SC25 Proceedings

Workshops Archive

MPI Communication Performance on AMD MI300A: Microbenchmarks and Applications

Workshop: 7th International Workshop on Emerging Parallel Distributed Runtime Systems and Middleware

Authors: Goutham Kalikrishna Reddy Kuncham (The Ohio State University) and Siyuan Zhang, Shoaib Mohammad, Chen-Chun Chen, and Dhabaleswar K. Panda (Ohio State University)

Abstract: AMD’s MI300A integrates CPU and GPU chiplets around a shared HBM3 pool, removing the traditional host-device boundary and changing assumptions in GPU-aware MPI. Despite early deployments, there is little guidance on how mainstream MPI libraries behave on this architecture.
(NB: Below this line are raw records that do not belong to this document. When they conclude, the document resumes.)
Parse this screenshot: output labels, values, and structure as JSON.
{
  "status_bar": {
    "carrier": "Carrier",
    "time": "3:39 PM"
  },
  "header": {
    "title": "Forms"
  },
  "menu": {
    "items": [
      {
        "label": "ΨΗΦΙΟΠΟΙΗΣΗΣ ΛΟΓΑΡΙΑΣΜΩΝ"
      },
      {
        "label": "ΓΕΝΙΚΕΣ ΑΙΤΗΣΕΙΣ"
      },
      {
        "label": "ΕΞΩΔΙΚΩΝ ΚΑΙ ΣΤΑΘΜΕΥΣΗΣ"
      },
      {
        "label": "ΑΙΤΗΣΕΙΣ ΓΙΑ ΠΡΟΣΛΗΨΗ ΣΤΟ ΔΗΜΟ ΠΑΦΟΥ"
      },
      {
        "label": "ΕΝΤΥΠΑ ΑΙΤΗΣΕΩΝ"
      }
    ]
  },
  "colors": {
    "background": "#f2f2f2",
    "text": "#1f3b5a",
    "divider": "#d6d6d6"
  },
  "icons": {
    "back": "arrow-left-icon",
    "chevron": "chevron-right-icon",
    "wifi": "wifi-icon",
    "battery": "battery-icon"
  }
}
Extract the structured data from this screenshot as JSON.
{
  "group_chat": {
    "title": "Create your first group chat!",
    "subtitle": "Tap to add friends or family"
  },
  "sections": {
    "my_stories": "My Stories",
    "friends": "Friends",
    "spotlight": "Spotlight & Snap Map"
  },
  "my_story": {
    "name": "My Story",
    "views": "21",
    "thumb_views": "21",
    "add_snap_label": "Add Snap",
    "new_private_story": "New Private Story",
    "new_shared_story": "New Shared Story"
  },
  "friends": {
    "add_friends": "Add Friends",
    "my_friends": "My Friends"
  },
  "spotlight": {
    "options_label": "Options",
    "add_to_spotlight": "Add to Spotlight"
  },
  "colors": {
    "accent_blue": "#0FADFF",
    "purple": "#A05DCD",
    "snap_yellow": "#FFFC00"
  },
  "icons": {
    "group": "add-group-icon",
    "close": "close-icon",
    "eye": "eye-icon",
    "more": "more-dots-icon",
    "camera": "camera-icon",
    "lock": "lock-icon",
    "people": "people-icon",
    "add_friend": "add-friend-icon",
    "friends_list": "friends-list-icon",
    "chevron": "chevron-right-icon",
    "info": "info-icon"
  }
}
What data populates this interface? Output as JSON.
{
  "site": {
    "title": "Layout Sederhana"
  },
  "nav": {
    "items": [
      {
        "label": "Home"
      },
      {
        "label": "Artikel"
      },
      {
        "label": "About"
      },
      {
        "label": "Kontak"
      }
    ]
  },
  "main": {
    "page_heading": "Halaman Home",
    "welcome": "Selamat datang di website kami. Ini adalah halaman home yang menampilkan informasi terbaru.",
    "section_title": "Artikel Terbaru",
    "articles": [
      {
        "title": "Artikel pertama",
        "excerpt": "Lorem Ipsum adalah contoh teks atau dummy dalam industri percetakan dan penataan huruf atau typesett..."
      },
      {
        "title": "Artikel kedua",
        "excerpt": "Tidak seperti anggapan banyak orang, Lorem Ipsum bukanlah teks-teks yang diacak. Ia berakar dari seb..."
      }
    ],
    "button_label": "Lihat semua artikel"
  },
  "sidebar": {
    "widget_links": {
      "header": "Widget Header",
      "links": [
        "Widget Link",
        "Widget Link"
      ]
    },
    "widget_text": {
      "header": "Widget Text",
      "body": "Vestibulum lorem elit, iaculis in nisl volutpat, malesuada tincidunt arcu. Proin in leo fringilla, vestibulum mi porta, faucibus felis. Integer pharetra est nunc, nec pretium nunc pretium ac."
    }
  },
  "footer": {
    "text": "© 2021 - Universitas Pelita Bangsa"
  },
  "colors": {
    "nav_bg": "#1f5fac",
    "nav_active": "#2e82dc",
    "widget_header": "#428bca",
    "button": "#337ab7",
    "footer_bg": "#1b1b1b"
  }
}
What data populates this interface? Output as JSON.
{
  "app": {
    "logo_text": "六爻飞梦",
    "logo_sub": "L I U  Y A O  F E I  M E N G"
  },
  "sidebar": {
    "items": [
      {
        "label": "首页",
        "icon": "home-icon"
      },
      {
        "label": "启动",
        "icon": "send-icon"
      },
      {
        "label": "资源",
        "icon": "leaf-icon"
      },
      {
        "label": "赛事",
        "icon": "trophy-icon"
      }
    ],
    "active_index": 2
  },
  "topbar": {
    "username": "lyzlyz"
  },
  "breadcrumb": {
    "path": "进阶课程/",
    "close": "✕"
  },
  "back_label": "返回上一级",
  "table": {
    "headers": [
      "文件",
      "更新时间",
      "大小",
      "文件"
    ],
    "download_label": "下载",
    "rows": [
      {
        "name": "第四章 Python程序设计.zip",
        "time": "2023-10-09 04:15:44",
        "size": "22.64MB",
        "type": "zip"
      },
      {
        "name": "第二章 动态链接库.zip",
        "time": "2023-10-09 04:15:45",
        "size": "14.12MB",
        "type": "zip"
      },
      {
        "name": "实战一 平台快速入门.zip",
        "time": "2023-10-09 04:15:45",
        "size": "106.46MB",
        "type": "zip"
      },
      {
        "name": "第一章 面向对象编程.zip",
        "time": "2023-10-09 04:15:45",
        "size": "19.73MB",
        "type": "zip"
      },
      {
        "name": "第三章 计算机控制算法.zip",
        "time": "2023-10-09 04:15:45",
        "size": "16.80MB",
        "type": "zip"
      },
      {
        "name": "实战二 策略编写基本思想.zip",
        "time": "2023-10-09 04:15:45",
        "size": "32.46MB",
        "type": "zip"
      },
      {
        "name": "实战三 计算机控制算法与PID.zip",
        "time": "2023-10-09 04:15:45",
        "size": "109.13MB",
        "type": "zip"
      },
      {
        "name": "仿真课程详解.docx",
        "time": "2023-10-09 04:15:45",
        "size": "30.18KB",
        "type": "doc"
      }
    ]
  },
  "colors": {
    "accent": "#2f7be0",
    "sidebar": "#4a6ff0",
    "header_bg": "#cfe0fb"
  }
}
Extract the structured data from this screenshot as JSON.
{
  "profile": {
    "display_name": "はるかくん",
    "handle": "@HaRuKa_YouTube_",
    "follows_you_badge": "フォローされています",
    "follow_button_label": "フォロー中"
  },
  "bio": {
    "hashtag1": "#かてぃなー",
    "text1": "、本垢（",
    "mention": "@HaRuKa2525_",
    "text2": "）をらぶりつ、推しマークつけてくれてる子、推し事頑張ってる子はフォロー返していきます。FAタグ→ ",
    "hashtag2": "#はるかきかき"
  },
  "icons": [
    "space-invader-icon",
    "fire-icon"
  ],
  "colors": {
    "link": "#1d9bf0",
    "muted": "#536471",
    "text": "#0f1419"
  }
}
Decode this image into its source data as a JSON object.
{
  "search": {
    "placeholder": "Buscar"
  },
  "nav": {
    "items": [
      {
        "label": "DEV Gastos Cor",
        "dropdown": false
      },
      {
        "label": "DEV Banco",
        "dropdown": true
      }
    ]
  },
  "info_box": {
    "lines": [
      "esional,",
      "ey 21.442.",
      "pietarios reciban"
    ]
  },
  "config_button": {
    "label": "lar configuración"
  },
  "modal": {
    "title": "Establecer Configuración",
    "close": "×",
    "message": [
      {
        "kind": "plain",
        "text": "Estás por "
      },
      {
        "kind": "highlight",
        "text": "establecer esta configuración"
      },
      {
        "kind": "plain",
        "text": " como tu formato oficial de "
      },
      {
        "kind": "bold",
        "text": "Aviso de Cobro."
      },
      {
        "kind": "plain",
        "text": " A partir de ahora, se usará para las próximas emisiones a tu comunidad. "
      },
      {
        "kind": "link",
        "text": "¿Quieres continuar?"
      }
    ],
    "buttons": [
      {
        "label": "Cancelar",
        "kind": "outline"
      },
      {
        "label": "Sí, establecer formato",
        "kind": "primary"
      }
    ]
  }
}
This evaluation paper presents a comparative study of MVAPICH-Plus, Open MPI, MPICH, and Cray MPICH on MI300A APU nodes. We measure point-to-point performance on CPU and GPU buffers, reporting intra-node and inter-node latency, unidirectional bandwidth, and bidirectional bandwidth across various message sizes. We then examine collectives, covering reduction-based and data-movement-based operations, and analyze scaling behavior. Finally, we connect microbenchmark trends to application results using OpenFOAM and Distributed training of a large language model (LLM) with Pytorch. The study distills practical guidance and highlights opportunities for MI300A-aware optimizations in MPI.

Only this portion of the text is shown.